Tue, Nov 02, 2004 - Page 1 News List

Baghdad's deputy governor shot to death

BOOSTING NUMBERS As thousands of fresh US troops arrived in the troubled country, insurgents killed the deputy governor, a US Marine, and at least 15 civilians

AP , BAGHDAD

US troops clashed yesterday with Sunni insurgents west of the capital and gunmen assassinated Baghdad's deputy governor as fresh US soldiers arrived in the capital -- a move that will push US military strength in Iraq to its highest level since last summer.

An Iraqi freelance television cameraman was killed yesterday while filming skirmishes between US Marines and Iraqi insurgents in Ramadi, 110km west of Baghdad.

US artillery yesterday pounded suspected insurgent positions in Fallujah, witnesses said. US forces are gearing up for an offensive in Fallujah and other Sunni strongholds if Iraqi mediation fails to win agreement to hand over foreign Arab fighters and other militants.

US and Iraqi officials hope to curb the insurgency in time for national elections by the end of January. Voter registration for the January balloting began yesterday.

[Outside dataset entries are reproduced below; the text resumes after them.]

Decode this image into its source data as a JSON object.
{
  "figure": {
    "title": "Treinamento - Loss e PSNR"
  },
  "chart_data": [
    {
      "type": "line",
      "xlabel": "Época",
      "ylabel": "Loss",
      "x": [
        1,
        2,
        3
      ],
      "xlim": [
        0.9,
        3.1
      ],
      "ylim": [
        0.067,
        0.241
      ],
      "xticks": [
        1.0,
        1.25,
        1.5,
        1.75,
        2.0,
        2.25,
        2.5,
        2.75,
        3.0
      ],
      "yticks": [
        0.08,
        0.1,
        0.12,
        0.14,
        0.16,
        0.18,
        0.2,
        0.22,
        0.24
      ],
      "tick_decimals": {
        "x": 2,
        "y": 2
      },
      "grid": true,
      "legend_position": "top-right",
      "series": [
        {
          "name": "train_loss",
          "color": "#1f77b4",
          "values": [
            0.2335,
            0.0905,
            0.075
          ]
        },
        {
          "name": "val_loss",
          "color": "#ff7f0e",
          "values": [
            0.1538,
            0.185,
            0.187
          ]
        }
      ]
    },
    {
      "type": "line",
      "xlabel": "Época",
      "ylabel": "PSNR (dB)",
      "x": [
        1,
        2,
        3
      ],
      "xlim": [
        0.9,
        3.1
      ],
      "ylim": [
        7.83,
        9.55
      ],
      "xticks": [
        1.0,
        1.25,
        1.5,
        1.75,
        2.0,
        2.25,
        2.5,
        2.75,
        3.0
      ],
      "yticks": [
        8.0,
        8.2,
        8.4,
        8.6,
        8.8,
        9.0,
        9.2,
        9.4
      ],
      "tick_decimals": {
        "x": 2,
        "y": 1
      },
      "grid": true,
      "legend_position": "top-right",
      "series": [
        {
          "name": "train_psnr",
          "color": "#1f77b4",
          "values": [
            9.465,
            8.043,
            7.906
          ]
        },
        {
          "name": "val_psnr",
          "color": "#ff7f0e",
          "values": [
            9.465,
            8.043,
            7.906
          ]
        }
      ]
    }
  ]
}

In order to provide enough security for the voting, Army units slated to depart are being held back until after the election. The delays in departures and the arrival of new units will push the total US military presence in Iraq to around 142,000.

At Camp Victory North, the sprawling headquarters of the Army's 1st Cavalry Division, the mess hall and housing trailers were brimming to capacity with the arrival of the 3,700-member Louisiana-based 256th Enhanced Separate Brigade, a National Guard unit that has been rolling into Baghdad the past few days.

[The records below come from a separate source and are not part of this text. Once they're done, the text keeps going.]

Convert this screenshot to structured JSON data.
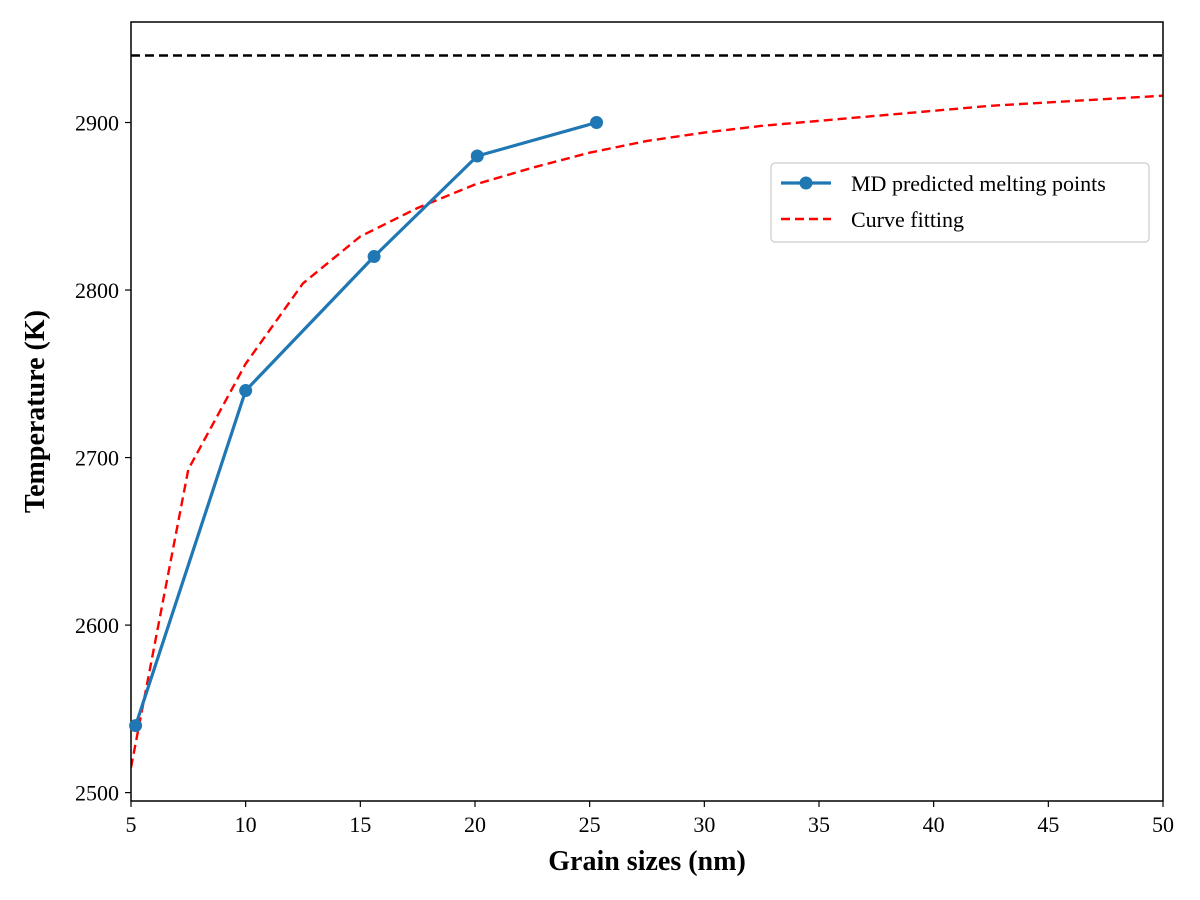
{
  "chart_data": {
    "type": "line",
    "xlabel": "Grain sizes (nm)",
    "ylabel": "Temperature (K)",
    "xlim": [
      5,
      50
    ],
    "ylim": [
      2495,
      2960
    ],
    "xticks": [
      5,
      10,
      15,
      20,
      25,
      30,
      35,
      40,
      45,
      50
    ],
    "yticks": [
      2500,
      2600,
      2700,
      2800,
      2900
    ],
    "grid": false,
    "legend_position": "upper-right",
    "series": [
      {
        "name": "MD predicted melting points",
        "style": "solid-with-circle-markers",
        "color": "#1f77b4",
        "x": [
          5.2,
          10.0,
          15.6,
          20.1,
          25.3
        ],
        "y": [
          2540,
          2740,
          2820,
          2880,
          2900
        ]
      },
      {
        "name": "Curve fitting",
        "style": "dashed",
        "color": "#ff0000",
        "x": [
          5,
          7.5,
          10,
          12.5,
          15,
          17.5,
          20,
          22.5,
          25,
          27.5,
          30,
          32.5,
          35,
          37.5,
          40,
          42.5,
          45,
          47.5,
          50
        ],
        "y": [
          2515,
          2693,
          2756,
          2804,
          2832,
          2849,
          2863,
          2873,
          2882,
          2889,
          2894,
          2898,
          2901,
          2904,
          2907,
          2910,
          2912,
          2914,
          2916
        ]
      }
    ],
    "reference_lines": [
      {
        "orientation": "horizontal",
        "y": 2940,
        "style": "dashed",
        "color": "#000000"
      }
    ]
  }
}
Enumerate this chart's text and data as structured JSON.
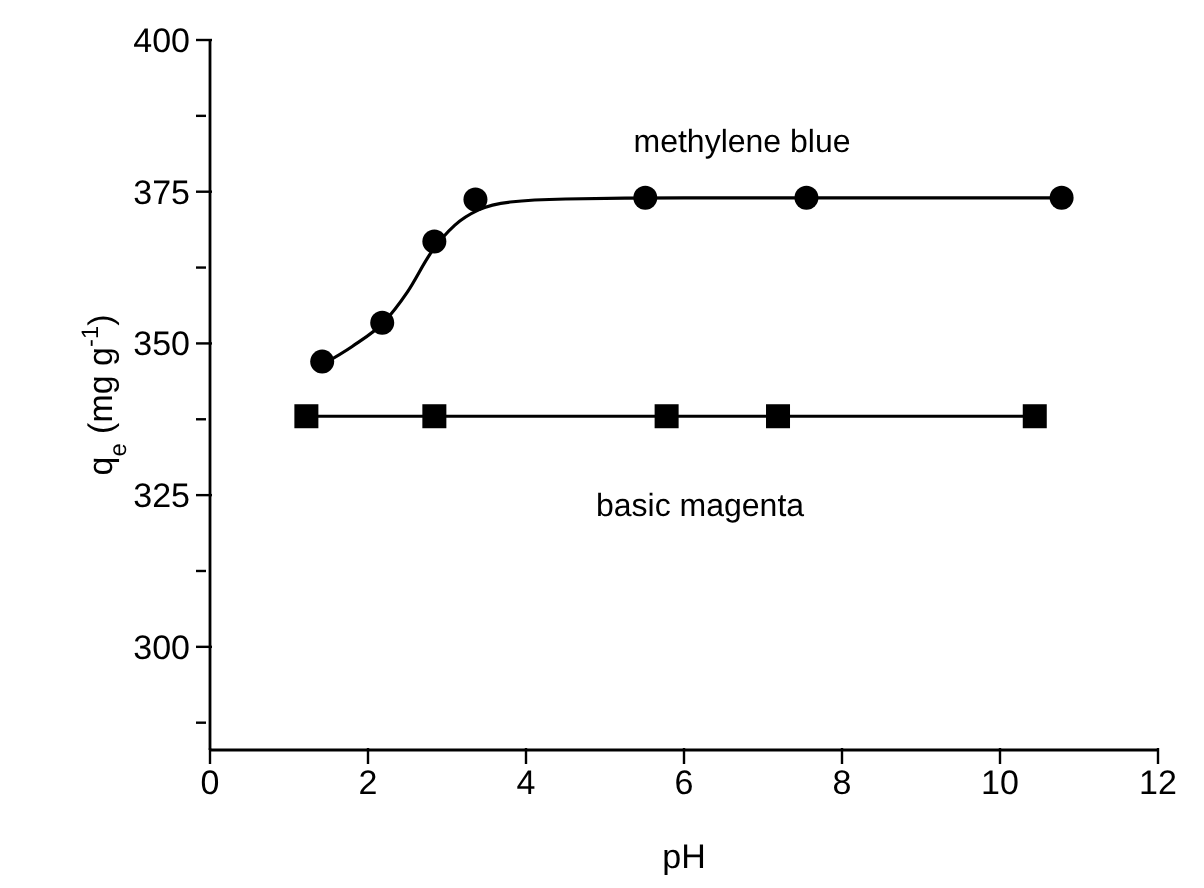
{
  "chart_data": {
    "type": "line",
    "xlabel": "pH",
    "ylabel": "q$_{e}$ (mg g$^{-1}$)",
    "xlim": [
      0,
      12
    ],
    "xticks": [
      0,
      2,
      4,
      6,
      8,
      10,
      12
    ],
    "ylim": [
      283,
      400
    ],
    "yticks": [
      {
        "value": 287.5,
        "label": null
      },
      300,
      {
        "value": 312.5,
        "label": null
      },
      325,
      {
        "value": 337.5,
        "label": null
      },
      350,
      {
        "value": 362.5,
        "label": null
      },
      375,
      {
        "value": 387.5,
        "label": null
      },
      400
    ],
    "grid": false,
    "legend": false,
    "series": [
      {
        "type": "scatter",
        "marker": "circle",
        "color": "#000000",
        "x": [
          1.42,
          2.18,
          2.84,
          3.36,
          5.51,
          7.55,
          10.78
        ],
        "values": [
          347,
          353.4,
          366.8,
          373.7,
          374,
          374,
          374
        ]
      },
      {
        "marker": "none",
        "color": "#000000",
        "x": [
          1.42,
          1.8,
          2.2,
          2.5,
          2.8,
          3.1,
          3.4,
          3.8,
          4.5,
          6,
          8,
          10.78
        ],
        "values": [
          346.5,
          349.5,
          353.5,
          358.5,
          365,
          369.5,
          372,
          373.3,
          373.8,
          374,
          374,
          374
        ]
      },
      {
        "marker": "square",
        "color": "#000000",
        "x": [
          1.22,
          2.84,
          5.78,
          7.19,
          10.44
        ],
        "values": [
          338,
          338,
          338,
          338,
          338
        ]
      }
    ],
    "annotations": [
      "methylene blue",
      "basic magenta"
    ]
  }
}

The arrival of the 256th was supposed to have been timed with the departure of the 1st Cavalry's 2nd Brigade, which was scheduled to prepare to return to Fort Hood, Texas, this month. But the Pentagon delayed the 2nd Brigade's departure by two months, military officials said.

Iraqi Prime Minister Ayad Allawi warned on Sunday that efforts to resolve the standoff in Fallujah peacefully have entered their "final phase" and that his patience was running short before launching "a military solution" to the Sunni insurgents' hold over the city.

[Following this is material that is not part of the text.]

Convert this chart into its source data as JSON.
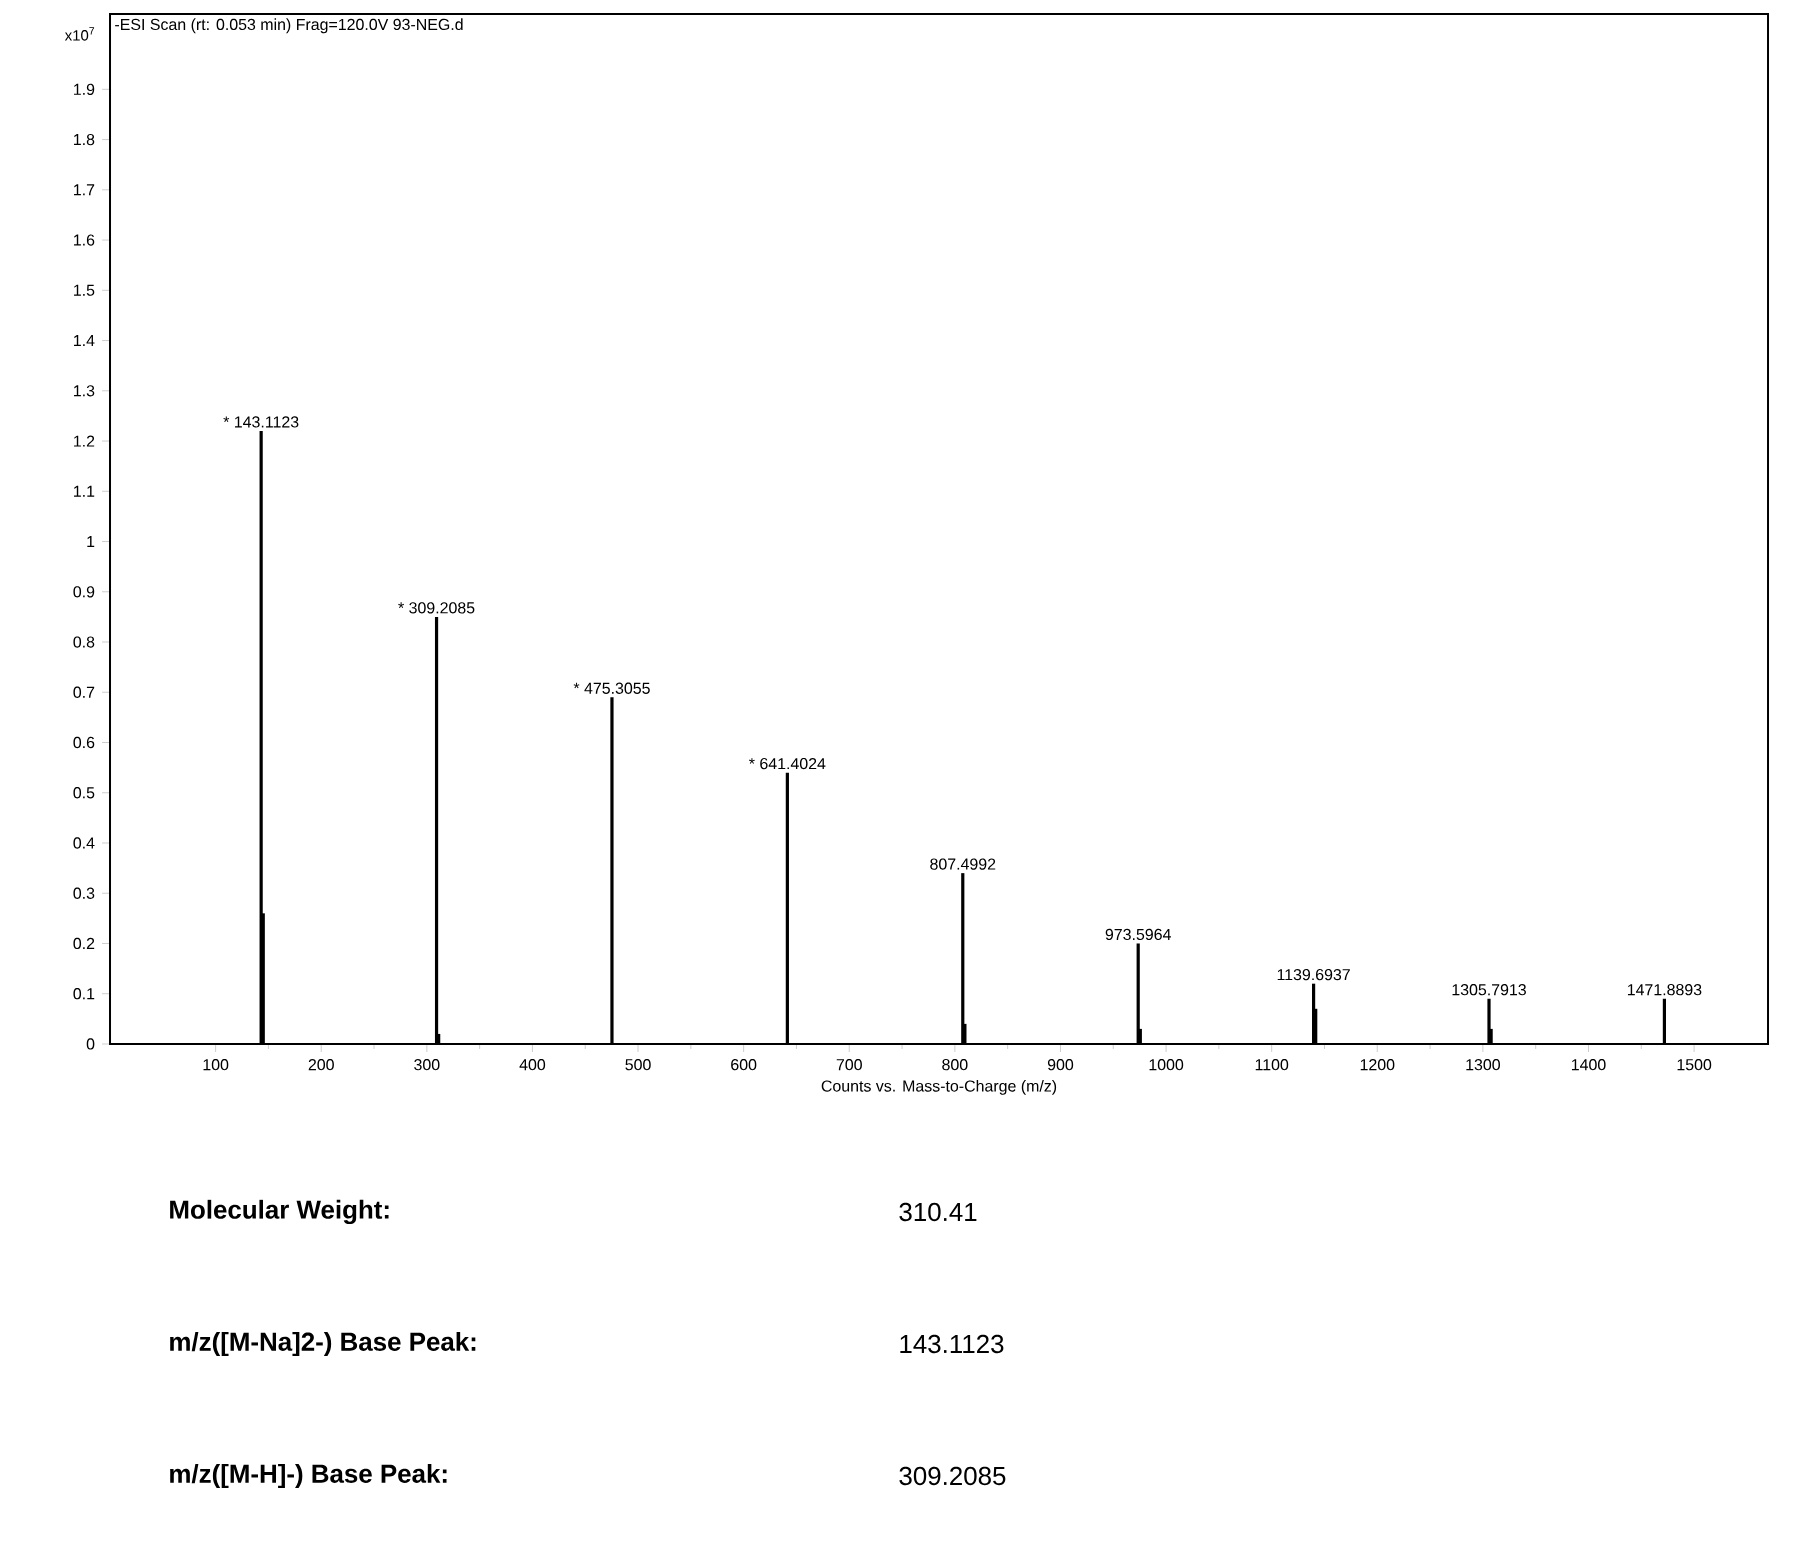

In a speech that seemed aimed at preparing the Iraqi public for an onslaught, Allawi warned of civilian casualties, saying that if he ordered an assault, it would be with a "heavy heart," because "there will be some loss of innocent lives."

"But I owe, owe it to the Iraqi people to defend them from the violence and the terrorists and insurgents," he said.

US officials say the final order for an all-out attack on Fallujah will come from Allawi. Commanders have estimated that up to 5,000 Islamic militants, loyalists of former president Saddam Hussein and common criminals are holed up there.

The rumble of strong but distant explosions echoed through central Baghdad throughout the day yesterday and the roar of US jets could be heard in the overcast skies.

Baghdad Province Deputy Gov-ernor Hatim Kamil was killed when gunmen opened fire on his car in the southern Doura neighborhood, Iraqi authorities said. Two bodyguards were also wounded in the attack, officials said.

One US Marine was killed and four others wounded on Sunday when a bomb exploded in Ramadi, one of the leading insurgent strongholds.

Heavy clashes between US forces and insurgents continued yesterday in Ramadi. One woman was killed and her two children injured during the fighting, hospital officials said.

In the city of Tikrit in Iraq's Sunni Triangle, a rocket slammed into the Sunubar Hotel late on Sunday, killing 15 Iraqis and wounding eight others, hospital officials said.